Jude libraba una batalla perdida por controlar su sonrisa.
—No sé de qué me hablas. ¿Qué quieres que yo le haga si el instituto Southpointe te ha escogido como la chica del momento?
Me sentí tentada de arrancarme la corona y partirla en dos delante de él cuando Taylor se volvió y me saludó con la mano, luciendo orgullosa su brillante corona sobre su peinado de caniche mojado. Me la dejé puesta, pero, en cuanto terminara la primera parte, iría directa al cubo de basura más cercano.
—Eh, Pinocho —dije, y lo miré a la cara—, te acaba de crecer la nariz como unos doce centímetros.
—Lo que tú digas, princesa.
El público lanzó una nueva andanada de insultos y arrojó más basura al campo. En ese momento, alguien detrás de nosotros tiró una botella medio vacía de naranjada, que me alcanzó en la sien después de dar varias vueltas en el aire.
Me sorprendió más que otra cosa, pero el rostro de Jude se transformó como el de Mr.
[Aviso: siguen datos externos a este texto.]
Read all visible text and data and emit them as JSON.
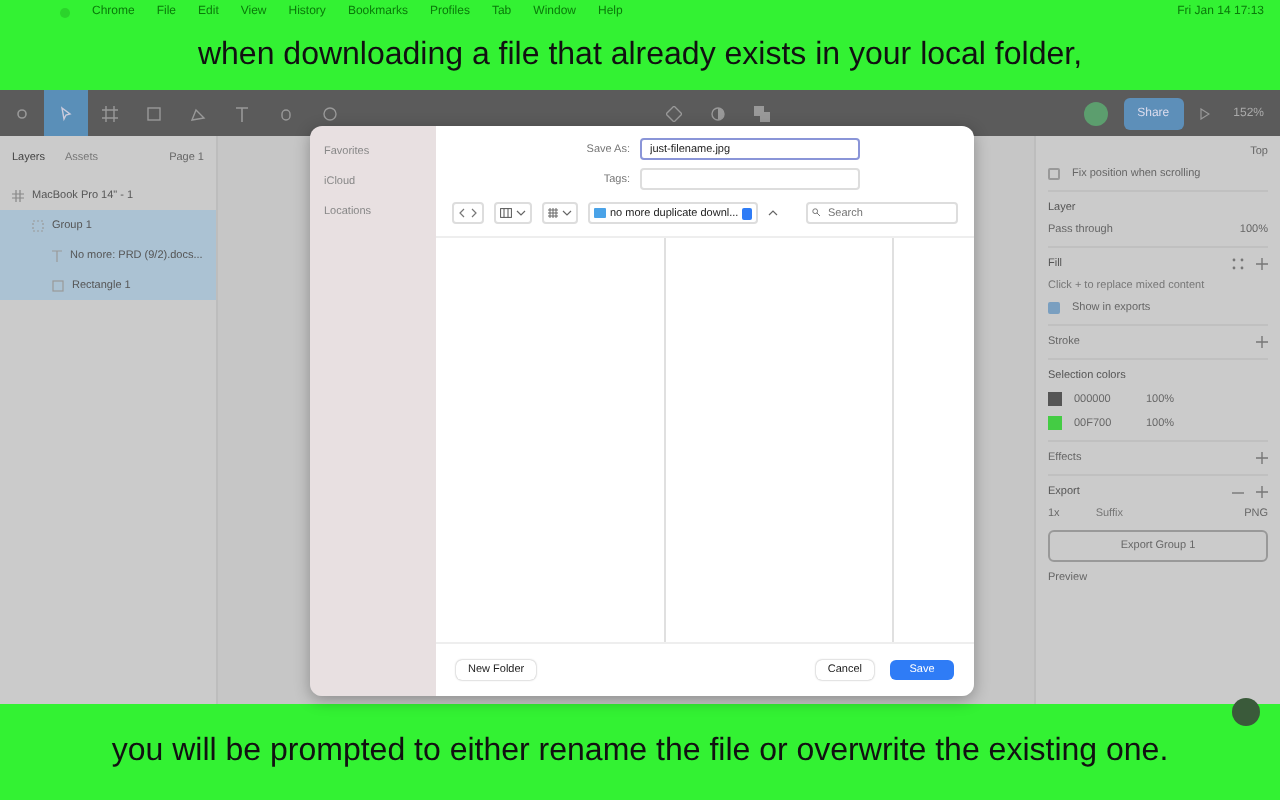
{
  "menu_bar": {
    "items": [
      "Chrome",
      "File",
      "Edit",
      "View",
      "History",
      "Bookmarks",
      "Profiles",
      "Tab",
      "Window",
      "Help"
    ],
    "clock": "Fri Jan 14  17:13"
  },
  "captions": {
    "top": "when downloading a file that already exists in your local folder,",
    "bottom": "you will be prompted to either rename the file or overwrite the existing one."
  },
  "toolbar": {
    "share": "Share",
    "zoom": "152%"
  },
  "layers_panel": {
    "tabs": [
      {
        "label": "Layers",
        "selected": true
      },
      {
        "label": "Assets",
        "selected": false
      }
    ],
    "page": "Page 1",
    "tree": [
      {
        "label": "MacBook Pro 14\" - 1",
        "kind": "frame",
        "selected": false,
        "children": [
          {
            "label": "Group 1",
            "kind": "group",
            "selected": true,
            "children": [
              {
                "label": "No more: PRD (9/2).docs...",
                "kind": "text",
                "selected": true
              },
              {
                "label": "Rectangle 1",
                "kind": "rect",
                "selected": true
              }
            ]
          }
        ]
      }
    ]
  },
  "design_panel": {
    "constraint": "Top",
    "fix_position": {
      "label": "Fix position when scrolling",
      "checked": false
    },
    "layer": {
      "title": "Layer",
      "blend": "Pass through",
      "opacity": "100%"
    },
    "fill": {
      "title": "Fill",
      "hint": "Click + to replace mixed content",
      "show_in_exports": {
        "label": "Show in exports",
        "checked": true
      }
    },
    "stroke": "Stroke",
    "selection_colors": {
      "title": "Selection colors",
      "items": [
        {
          "hex": "000000",
          "opacity": "100%",
          "color": "#555555"
        },
        {
          "hex": "00F700",
          "opacity": "100%",
          "color": "#44cc44"
        }
      ]
    },
    "effects": "Effects",
    "export": {
      "title": "Export",
      "scale": "1x",
      "suffix": "Suffix",
      "format": "PNG",
      "button": "Export Group 1",
      "preview": "Preview"
    }
  },
  "save_dialog": {
    "sidebar": [
      "Favorites",
      "iCloud",
      "Locations"
    ],
    "save_as_label": "Save As:",
    "save_as": "just-filename.jpg",
    "tags_label": "Tags:",
    "folder": "no more duplicate downl...",
    "search": {
      "placeholder": "Search"
    },
    "buttons": {
      "new_folder": "New Folder",
      "cancel": "Cancel",
      "save": "Save"
    }
  }
}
Hyde. Se volvió de inmediato y localizó al culpable.
—¡Eh, imbécil! —le gritó, al tiempo que se abría paso a través de la hilera que teníamos detrás—. ¿Adónde crees que vas?
Sacudí la cabeza y devolví mi atención al partido, tratando de ignorar los tacos de Jude mientras este avanzaba a empujones. En ese momento, cazaron al quarterback con tanta fuerza que el balón salió despedido y acabó en las manos del equipo contrario.
Otro touchdown, y nuestro quarterback no se levantaba. El público enmudeció cuando un par de tipos vestidos de color caqui entraron corriendo en el campo, se agacharon junto a él y empezaron a moverle y girarle varias extremidades antes de incorporarlo. El jugador lesionado se quitó el casco.
Era Sawyer. Bueno, ¿quién iba a ser sino Sawyer?
El típico quarterback. Casi sentí deseos de ponerme a animar al equipo contrario cuando vi que cojeaba al atravesar el campo y que se apoyaba en los tipos que lo acompañaban a modo de muletas. Me dije que fuera buena, que él no tenía la culpa de ser un zopenco. Para alcanzar ese grado, había que nacer así.
—Jolines, Lucy —chilló Taylor, que apareció a mi lado como salida de la nada. Con el traje rojo y dorado de animadora y los pompones centelleantes a juego, rematados con la tiara y el chisme ese de la varita, era la personificación de todo lo que tenían de censurables los concursos de popularidad de los institutos.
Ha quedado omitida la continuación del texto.